Le sens du recrutement

Un an et demi plus tard, le centre Jules-Ferry compte 155 salariés, dont 22 travailleurs sociaux. « Recruter a été le gros du travail, constate Stéphane Duval. Tous nos éducateurs spécialisés sont diplômés, c’était une volonté d’avoir des personnes formées. Même s’il faut renoncer à certains principes : face au nombre, on ne peut pas commencer ici à faire du projet personnalisé, ni à multiplier les écrits. » Le principal de ses troupes est constitué des agents de service, chargés de gérer les files d’attente et l’accès aux services proposés. « L’un des premiers critères de recrutement est une bonne capacité de prise de distance, note le directeur. On ne peut pas rester indifférent à la situation des réfugiés, et je ne supporterais pas des agents qui ne font que la surveillance, sans jamais parler avec eux. Mais il ne faut pas non plus être trop proche. »

Dès le départ, il a imposé à ses équipes un cadre réglementaire strict, avec des horaires qu’il faut tenir à la minute près. Trois minutes de délai face à des gens qui attendent depuis plus de une heure, c’est prendre le risque de l’énervement et des conflits. La structure a vécu deux événements traumatiques, des bagarres générales, dont la seconde date du 26 mai dernier. Une quarantaine de personnes ont été blessées, parmi lesquelles cinq agents de La Vie active. Le directeur, visiblement ému, précise : « Le personnel a été exemplaire. Maintenant, je leur dis : “Faites attention à la conscience professionnelle, quand celle-ci vous pousse à aller au-delà de vos missions.” » Une salariée a été gravement blessée alors qu’elle tentait de séparer des belligérants. Une cellule psychologique a tout de suite été mise en place, et les procédures de gestion des tensions vont être réévaluées et modifiées. « Stéphane est très attentif au bien-être de ses collaborateurs », précise Richard Angevin, directeur de la MECS (maison d’enfants à caractère social) de l’Artois, à Sailly-Labourse (Pas-de-Calais), qui a été son supérieur pendant huit ans.

Faire le deuil du terrain

L’évolution de la structure a obligé Stéphane Duval à faire le deuil d’une proximité avec son équipe et avec les migrants. « La moitié de mon temps est désormais consacrée à la dimension politique de mon poste : visites de parlementaires, réunions en préfecture, contacts médiatiques… », constate-t-il.
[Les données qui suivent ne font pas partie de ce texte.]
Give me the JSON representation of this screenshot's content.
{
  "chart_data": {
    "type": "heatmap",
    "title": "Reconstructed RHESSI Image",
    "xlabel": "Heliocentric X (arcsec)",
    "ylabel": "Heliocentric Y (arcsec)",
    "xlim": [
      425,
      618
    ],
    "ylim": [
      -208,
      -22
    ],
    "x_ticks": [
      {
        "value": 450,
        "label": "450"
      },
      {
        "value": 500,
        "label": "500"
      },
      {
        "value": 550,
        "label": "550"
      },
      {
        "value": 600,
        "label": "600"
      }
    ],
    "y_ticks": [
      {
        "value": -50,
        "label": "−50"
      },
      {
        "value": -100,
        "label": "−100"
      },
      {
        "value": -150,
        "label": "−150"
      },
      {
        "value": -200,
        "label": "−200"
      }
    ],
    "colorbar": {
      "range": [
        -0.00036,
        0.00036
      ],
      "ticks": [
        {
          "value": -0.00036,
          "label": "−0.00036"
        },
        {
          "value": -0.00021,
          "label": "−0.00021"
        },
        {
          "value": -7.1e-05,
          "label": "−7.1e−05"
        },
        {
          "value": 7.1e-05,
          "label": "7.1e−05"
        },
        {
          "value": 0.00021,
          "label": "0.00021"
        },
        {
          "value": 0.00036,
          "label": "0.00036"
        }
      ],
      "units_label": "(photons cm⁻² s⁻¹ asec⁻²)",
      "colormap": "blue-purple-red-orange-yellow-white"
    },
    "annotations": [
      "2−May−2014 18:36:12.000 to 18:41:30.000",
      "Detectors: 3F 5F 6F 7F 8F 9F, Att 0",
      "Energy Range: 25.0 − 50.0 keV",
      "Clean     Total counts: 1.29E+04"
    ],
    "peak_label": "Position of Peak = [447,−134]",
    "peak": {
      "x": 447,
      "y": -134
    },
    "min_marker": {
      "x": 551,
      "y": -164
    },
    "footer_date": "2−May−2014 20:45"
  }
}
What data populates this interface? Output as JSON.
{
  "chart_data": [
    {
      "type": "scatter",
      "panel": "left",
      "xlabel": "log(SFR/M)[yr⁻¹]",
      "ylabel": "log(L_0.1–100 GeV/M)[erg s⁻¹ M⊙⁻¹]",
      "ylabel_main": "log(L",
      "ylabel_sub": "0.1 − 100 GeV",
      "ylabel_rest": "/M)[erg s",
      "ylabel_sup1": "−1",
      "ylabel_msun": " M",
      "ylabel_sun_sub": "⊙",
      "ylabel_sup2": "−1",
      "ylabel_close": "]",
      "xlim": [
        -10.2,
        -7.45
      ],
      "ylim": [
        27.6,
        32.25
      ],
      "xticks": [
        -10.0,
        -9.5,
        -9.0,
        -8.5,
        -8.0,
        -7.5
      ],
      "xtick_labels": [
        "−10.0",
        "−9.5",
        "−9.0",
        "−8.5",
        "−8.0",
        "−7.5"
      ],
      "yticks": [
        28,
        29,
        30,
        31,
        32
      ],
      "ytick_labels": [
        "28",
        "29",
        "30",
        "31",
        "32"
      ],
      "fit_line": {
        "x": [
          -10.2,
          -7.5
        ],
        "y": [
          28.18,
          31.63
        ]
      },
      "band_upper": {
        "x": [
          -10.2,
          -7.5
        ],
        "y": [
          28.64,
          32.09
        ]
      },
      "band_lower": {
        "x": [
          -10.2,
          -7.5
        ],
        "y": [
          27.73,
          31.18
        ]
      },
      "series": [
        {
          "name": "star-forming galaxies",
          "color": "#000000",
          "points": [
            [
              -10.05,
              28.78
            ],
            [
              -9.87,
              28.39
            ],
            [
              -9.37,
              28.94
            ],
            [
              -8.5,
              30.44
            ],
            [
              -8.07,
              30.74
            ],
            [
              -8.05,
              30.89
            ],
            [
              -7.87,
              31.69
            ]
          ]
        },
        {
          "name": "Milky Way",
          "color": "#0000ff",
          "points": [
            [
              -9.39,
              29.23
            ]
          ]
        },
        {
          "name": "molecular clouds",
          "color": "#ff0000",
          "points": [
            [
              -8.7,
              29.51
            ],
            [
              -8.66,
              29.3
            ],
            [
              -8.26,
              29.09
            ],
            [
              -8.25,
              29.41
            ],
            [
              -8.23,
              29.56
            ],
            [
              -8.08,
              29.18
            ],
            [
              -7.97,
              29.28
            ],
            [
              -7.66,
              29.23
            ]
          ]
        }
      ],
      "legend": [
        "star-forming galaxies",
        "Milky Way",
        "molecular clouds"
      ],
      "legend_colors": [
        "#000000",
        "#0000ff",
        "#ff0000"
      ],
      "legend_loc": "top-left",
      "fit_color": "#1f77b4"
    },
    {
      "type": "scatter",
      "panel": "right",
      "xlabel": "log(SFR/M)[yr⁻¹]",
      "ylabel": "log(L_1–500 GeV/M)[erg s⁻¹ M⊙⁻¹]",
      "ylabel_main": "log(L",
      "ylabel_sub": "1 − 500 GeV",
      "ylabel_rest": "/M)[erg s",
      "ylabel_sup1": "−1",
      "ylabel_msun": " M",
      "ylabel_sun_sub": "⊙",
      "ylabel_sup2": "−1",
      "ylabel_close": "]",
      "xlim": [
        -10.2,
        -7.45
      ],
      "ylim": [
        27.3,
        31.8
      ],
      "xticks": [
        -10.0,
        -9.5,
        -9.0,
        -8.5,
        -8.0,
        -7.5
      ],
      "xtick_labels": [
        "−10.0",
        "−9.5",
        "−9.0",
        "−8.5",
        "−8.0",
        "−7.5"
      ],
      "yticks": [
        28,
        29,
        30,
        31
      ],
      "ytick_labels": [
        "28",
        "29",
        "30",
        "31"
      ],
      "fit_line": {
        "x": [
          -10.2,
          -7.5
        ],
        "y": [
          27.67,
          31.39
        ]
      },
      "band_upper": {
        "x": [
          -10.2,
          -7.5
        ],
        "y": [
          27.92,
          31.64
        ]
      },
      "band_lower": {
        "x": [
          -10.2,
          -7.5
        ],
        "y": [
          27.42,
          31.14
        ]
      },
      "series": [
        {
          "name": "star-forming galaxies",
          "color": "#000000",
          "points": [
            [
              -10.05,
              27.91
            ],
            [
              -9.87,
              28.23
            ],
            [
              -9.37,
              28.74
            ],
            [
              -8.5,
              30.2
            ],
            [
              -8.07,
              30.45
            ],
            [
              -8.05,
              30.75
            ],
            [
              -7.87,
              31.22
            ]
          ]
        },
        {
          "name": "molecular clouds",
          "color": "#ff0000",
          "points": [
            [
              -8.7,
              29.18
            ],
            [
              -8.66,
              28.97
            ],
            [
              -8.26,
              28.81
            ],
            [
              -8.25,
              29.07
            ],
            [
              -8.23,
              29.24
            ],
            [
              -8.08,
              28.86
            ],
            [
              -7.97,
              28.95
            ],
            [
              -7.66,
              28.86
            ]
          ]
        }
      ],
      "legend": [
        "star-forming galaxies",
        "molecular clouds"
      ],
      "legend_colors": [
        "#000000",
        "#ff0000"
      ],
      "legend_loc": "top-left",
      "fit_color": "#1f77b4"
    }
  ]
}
Son parcours – éducateur spécialisé, puis directeur adjoint en MECS, avant de passer le Cafdes en 2012 – ne l’avait pas préparé à un tel rôle. « C’est un homme de défis et de caractère, sourit Richard Angevin. Il fallait quelqu’un comme lui, humain mais avec une méthodologie de travail. Il a su bien s’entourer et déléguer. »

Notes

(1) Voir ASH n° 2955 du 8-04-16, p. 20.